Rowan would have to believe that her claims of ignorance were valid; there was no reason for her to lie to him about this fact, and even if she was lying to him, he had gained enough information that his Will of Truth could discern the fact from the confusion caused by the hidden mysteries of the past.
Rowan knew that it was the Primordials who killed the Beasts; he had the Memory and he had their Will, and so it was not too far from a stretch to assume that they were the ones who brought the corpses of the Primordial Beasts into Reality.
It was a good thing that with the Will of Truth, he did not have to assume this answer; it easily confirmed his speculations, but this was the easy part.
Rowan was already aware that many mysterious places in Reality had the bodies of the Primordial Beasts as their foundation; in fact, the dimensional system that gave the lifeforms inside this Reality the capability to reach the higher dimensional level had a lot to do with the remains of the Primordial Beasts.
“Eosah, you said there was a connection with the Primordial Beasts and your present state. What led you to this judgment?” Rowan unexpectedly spoke, and Eosah folded her hands across her breast, a surprisingly vulnerable gesture from one so powerful and ancient.
“For a long time, I had always questioned the reason why I was born outside the Cradle, even when I was able to write my name on the Cosmic Record. I now see that the bodies of the Primordial Beasts placed into me must have been the reason why I can be born outside the Cradle. Rowan… Eos… I think that your birth inside me is a mystery that transcends even my creation and my death. Someone or something wanted a Reality to be born outside the control of the Cosmic Record, and in order for that to happen, they sacrificed all the bodies of the Primordial Beasts, and they made other preparations that I may not be privy to.”

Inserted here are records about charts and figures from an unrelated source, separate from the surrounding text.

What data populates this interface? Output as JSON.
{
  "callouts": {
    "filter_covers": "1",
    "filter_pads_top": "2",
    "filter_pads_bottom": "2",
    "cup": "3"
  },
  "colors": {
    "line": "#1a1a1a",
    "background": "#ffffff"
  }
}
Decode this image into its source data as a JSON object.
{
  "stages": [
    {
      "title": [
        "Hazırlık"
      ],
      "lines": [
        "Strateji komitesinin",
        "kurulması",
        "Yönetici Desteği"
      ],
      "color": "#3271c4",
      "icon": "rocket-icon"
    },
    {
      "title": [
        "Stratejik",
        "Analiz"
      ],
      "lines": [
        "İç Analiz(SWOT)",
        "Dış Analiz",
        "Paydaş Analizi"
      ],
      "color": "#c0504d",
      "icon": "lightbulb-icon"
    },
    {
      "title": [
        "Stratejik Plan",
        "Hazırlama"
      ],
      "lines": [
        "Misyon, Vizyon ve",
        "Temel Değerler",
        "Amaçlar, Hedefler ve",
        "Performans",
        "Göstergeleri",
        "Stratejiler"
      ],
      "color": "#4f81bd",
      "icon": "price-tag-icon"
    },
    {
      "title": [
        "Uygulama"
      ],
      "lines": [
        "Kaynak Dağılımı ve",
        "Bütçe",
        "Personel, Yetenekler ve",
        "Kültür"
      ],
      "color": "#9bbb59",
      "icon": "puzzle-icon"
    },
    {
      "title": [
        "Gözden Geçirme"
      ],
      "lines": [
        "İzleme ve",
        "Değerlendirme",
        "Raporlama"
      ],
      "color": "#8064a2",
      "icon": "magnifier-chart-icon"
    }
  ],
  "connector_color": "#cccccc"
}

Eosah turned around and gestured at the gate beyond Origin, “I once thought that I had found this Gate by accident, that the reason the Primordials remain inside my dead corpse was to fight for the path beyond Origin, but that may not be the entire truth, Rowan. What if… what if I did not find this Gate by my power? What if it was brought here to me?… What if…”
As she was speaking, Rowan began to retreat; he did not know the reason, but his body seemed to be moving by itself. Before he could analyze this reason, a large hand that appeared to be made from darkness burst out of Eosah’s stomach and snapped shut over her face, leaving her terrified eyes peering between the gaps of the fingers,
“That’s enough speculations from you… Your purpose is fulfilled.”
A cold voice said, and with a twist of the hand, Eosah’s neck was shattered, and her head burst open under the grip of this palm.